WESTBROOK, Maine — Local resident and World War II veteran Milton Gowen, 94, who put his life on the line at the Battle of the Bulge and other conflicts, has carried around a letter for more than six decades that apparently has brought him luck.
“Milton carries a letter in his wallet from a 10-year-old girl he met while he was serving in Normandy,” his wife, Edith, 92, said in a letter to Maine’s first lady Ann LePage. “She told him if he kept it with him, no harm would come to him.”
The nonagenarian asked in her letter if LePage, who presented hand-carved eagle canes to Maine veterans at the Augusta Armory in mid-August, would also honor her husband by presenting him with a cane during a surprise gathering.
“I was honored to hear from Mrs.
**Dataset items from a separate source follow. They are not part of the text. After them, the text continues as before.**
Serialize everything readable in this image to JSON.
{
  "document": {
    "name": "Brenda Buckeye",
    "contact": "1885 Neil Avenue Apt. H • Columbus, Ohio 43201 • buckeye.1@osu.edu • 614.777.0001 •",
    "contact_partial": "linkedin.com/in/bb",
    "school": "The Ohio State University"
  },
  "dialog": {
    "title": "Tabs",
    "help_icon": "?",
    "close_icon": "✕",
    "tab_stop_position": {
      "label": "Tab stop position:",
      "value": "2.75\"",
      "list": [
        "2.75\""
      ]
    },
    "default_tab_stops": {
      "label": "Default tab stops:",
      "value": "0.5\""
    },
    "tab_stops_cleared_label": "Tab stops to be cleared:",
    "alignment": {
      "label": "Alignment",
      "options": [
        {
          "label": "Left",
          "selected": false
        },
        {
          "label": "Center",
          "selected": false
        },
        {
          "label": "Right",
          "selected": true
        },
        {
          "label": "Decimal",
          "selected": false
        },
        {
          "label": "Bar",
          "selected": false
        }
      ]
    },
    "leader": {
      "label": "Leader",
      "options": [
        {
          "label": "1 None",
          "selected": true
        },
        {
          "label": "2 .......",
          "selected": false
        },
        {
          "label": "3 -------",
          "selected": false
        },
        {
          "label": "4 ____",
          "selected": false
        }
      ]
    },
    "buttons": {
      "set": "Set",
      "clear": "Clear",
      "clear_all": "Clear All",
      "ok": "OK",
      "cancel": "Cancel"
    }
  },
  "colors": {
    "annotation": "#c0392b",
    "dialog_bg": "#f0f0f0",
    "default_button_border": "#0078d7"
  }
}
Gowen, and thrilled at the opportunity to surprise her husband, and honor him with an eagle cane,” LePage said in a statement. “Our World War II veterans represent a great piece of American history, and I am honored to be able to make this happen for Milton. I am grateful for the service and sacrifice he has made on behalf of our great nation.”
A group of Mainers began carving the eagle canes — decorated with the veteran’s name and military affiliation — about four years ago, and on Friday the 1,000th cane was dedicated and put on permanent display at the Togus Veterans Affairs Medical Center in Augusta.
Ann LePage, along with Andy Rice, who hand-carved the eagle cane for Gowen, went to Pennell Street in Westbrook to present the World War II veteran with the personalized walking stick.
The letter sent to the first lady by Gowen’s wife includes a story of a special letter that he keeps with him at all times. “Milton carries a letter in his wallet from a ten year old girl he met while he was serving in Normandy. She told him if he kept it with him, no harm would come to him,” Edith Gowen reflected.
“I am honored to be able to meet both Mr. and Mrs. Gowen and thank him personally for his service during the challenges our nation endured during World War II,” stated LePage.